2.5. Sermaye Piyasası Kanunundan Doğan Cezai Sorumluluklar
6362 sayılı Sermaye Piyasası Kanunu madde 103’e göre Kanun’da yer alan hükümlere ve Sermaye Piyasası Kurulu tarafından alınan kararlara uygun davranmayan yönetim kurulu üyelerine idari para cezası verilir.
SerPK madde 106’ya göre sermaye piyasası araçları ya da ihraççılar hakkında, ilgili sermaye piyasası araçlarının fiyatlarını, değerlerini veya yatırımcıların kararlarını etkileyebilecek nitelikteki ve henüz kamuya duyurulmamış bilgilere dayalı olarak ilgili sermaye piyasası araçları için alım ya da satım emri veren veya verdiği emri değiştiren veya iptal eden ve bu suretle kendisine veya bir başkasına menfaat temin eden yönetim kurulu üyesi hapis ve adli para cezası ile cezalandırılır.
2.6. İcra ve İflas Kanunundan Doğan Cezai Sorumluluklar
Şirketin borca batık olması halinde şirketin iflasının talep edilmesi kanuni bir zorunluluktur. 2004 sayılı İcra ve İflas Kanunu madde 345/a’ya göre anonim şirket borca batık hale gelmiş olmasına rağmen yönetim kurulu üyeleri şirketin iflasını istemezse alacaklılardan birinin şikâyeti üzerine yönetim kurulu üyelerine hapis cezası verilir.
İİK madde 333/a’ya göre yönetim kurulu üyesi, alacaklıları zarara uğratmak kastı ile ticari işletmenin borçlarını ödemeyerek alacaklıları zarara sokarsa hapis ve adli para cezası ile cezalandırılır.
9. Sıkça Sorulan Sorular
Suç duyurusu işlenmiş bir suçun savcılık veya kolluk makamına bildirilmesidir. Şirket nezdinde meydana gelen bir suç hakkında suç duyurusunda bulunulması halinde soruşturma şirkete karşı değil, yönetim kurulu üyelerine karşı yürütülür. Zira şirketler birer tüzel kişidir ve tüzel kişilerin cezai sorumlulukları bulunmamaktadır.

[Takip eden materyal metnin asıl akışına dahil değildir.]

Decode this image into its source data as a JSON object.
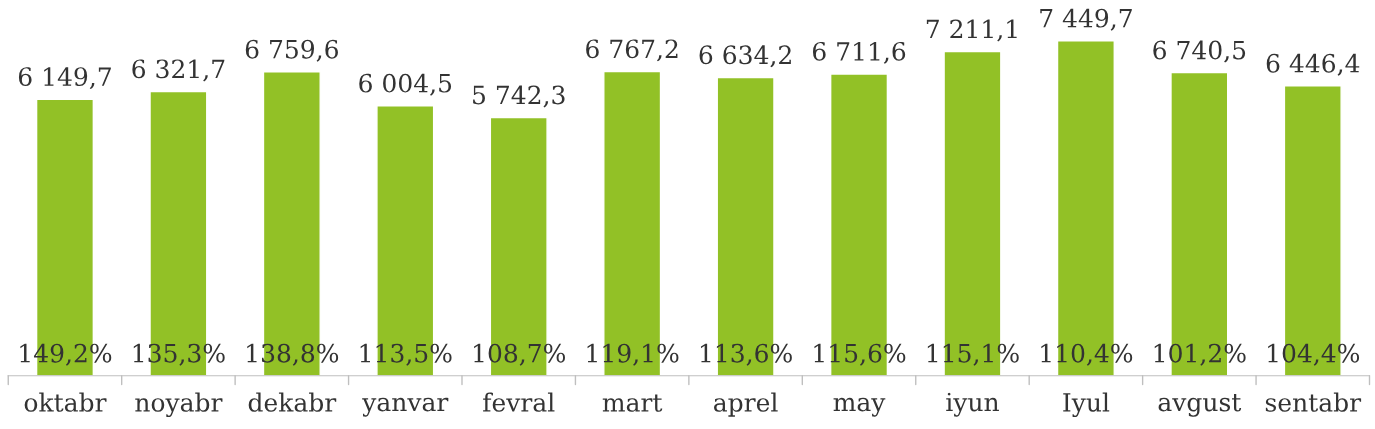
{
  "chart_data": {
    "type": "bar",
    "categories": [
      "oktabr",
      "noyabr",
      "dekabr",
      "yanvar",
      "fevral",
      "mart",
      "aprel",
      "may",
      "iyun",
      "Iyul",
      "avgust",
      "sentabr"
    ],
    "values": [
      6149.7,
      6321.7,
      6759.6,
      6004.5,
      5742.3,
      6767.2,
      6634.2,
      6711.6,
      7211.1,
      7449.7,
      6740.5,
      6446.4
    ],
    "value_labels": [
      "6 149,7",
      "6 321,7",
      "6 759,6",
      "6 004,5",
      "5 742,3",
      "6 767,2",
      "6 634,2",
      "6 711,6",
      "7 211,1",
      "7 449,7",
      "6 740,5",
      "6 446,4"
    ],
    "color": "#92c126",
    "grid": false,
    "legend": false,
    "annotations": [
      {
        "text": "149,2%",
        "x": "oktabr",
        "y": 0
      },
      {
        "text": "135,3%",
        "x": "noyabr",
        "y": 0
      },
      {
        "text": "138,8%",
        "x": "dekabr",
        "y": 0
      },
      {
        "text": "113,5%",
        "x": "yanvar",
        "y": 0
      },
      {
        "text": "108,7%",
        "x": "fevral",
        "y": 0
      },
      {
        "text": "119,1%",
        "x": "mart",
        "y": 0
      },
      {
        "text": "113,6%",
        "x": "aprel",
        "y": 0
      },
      {
        "text": "115,6%",
        "x": "may",
        "y": 0
      },
      {
        "text": "115,1%",
        "x": "iyun",
        "y": 0
      },
      {
        "text": "110,4%",
        "x": "Iyul",
        "y": 0
      },
      {
        "text": "101,2%",
        "x": "avgust",
        "y": 0
      },
      {
        "text": "104,4%",
        "x": "sentabr",
        "y": 0
      }
    ]
  }
}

Yönetim kurulu üyelerinin cezai sorumluluklarının karşılığı yaptırım olarak para cezasına hükmedilebileceği gibi hapis cezasına da hükmedilebilir.
Şirket ile yönetim kurulu üyeleri arasında sözleşmesel ilişki bulunmaktadır. Yönetim kurulu üyesinin görevlerinin ifası sırasında gerekli dikkat ve özeni göstermesi gerekmektedir. Özen yükümlülüğüne aykırı davranışları dolayısıyla şirket aleyhine idari para cezası kesilmesine neden olan yönetim kurulu üyesine rücu edilebilecektir.
Tüzel kişilerin cezai sorumlulukları bulunmadığından soruşturma şirkete karşı yapılmaz. Dolayısıyla şirket şüpheli konumunda bulunamaz.